As the other opinions indicate, the difficulty here is with the lack of any record of a factual basis for a guilty plea. There is no transcript of the plea hearing, although there is a transcript of the hearing on the motion to withdraw the plea. I agree that there is nothing in the record to show the trial court made an inquiry at the plea hearing as to the factual basis for the plea, and I further agree that the record does not otherwise contain a factual basis for the plea or an indication that the trial court was aware of a factual basis for it. However, I do not fully agree with the assertion in Judge Beasley’s special concurrence that such a deficiency “could not be cured at the hearing on the motion to withdraw the plea.”
While it is true that the state could not add a factual basis at the motion hearing if there had been none at the plea hearing, I know of no reason why either the state or the trial court could not properly make a record at that later hearing of a factual basis that existed at the plea hearing and of which the trial court was aware at that time.

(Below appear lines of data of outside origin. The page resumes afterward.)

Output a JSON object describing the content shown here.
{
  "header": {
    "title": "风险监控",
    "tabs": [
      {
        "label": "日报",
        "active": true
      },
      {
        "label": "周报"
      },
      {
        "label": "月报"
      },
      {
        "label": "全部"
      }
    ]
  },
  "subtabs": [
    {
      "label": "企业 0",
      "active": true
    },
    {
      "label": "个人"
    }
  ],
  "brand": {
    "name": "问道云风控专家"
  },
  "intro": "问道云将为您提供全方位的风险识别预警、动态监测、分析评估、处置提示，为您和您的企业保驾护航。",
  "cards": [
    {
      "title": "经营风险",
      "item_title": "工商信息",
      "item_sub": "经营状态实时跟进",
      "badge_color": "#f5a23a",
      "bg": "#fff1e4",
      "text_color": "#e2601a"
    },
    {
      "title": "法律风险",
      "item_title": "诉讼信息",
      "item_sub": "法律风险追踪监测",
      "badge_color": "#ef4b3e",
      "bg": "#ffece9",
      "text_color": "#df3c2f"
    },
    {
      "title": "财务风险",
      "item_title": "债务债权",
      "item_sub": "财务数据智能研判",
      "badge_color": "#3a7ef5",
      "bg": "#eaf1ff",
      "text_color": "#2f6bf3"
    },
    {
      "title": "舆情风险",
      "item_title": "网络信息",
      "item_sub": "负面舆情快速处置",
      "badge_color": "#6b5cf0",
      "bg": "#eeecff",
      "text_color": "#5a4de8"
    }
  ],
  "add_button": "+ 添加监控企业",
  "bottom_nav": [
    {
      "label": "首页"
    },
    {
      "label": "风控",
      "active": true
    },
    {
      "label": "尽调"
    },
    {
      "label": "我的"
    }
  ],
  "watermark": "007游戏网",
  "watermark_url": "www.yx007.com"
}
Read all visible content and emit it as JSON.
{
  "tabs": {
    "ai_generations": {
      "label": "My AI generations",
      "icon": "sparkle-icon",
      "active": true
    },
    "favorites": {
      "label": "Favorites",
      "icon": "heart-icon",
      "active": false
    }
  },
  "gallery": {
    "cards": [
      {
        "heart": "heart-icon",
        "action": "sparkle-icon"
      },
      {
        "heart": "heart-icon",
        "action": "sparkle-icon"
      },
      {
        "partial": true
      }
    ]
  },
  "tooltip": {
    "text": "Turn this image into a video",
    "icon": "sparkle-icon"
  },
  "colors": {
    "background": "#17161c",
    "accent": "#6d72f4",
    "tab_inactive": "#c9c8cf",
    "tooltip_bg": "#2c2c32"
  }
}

If the transcript of the motion hearing contained such a factual basis, either established or existing at the time of the plea hearing, or *162if the written plea statement signed by the defendant and his attorney showed such a basis, I would vote to affirm the trial court. Since there is nothing of this kind in the transcript of the motion hearing or elsewhere in the record, I concur.
Decided November 30, 1993.
Lloyd J. Matthews, for appellant.
Keith C. Martin, Solicitor, Leigh A. Moore, Assistant Solicitor, for appellee.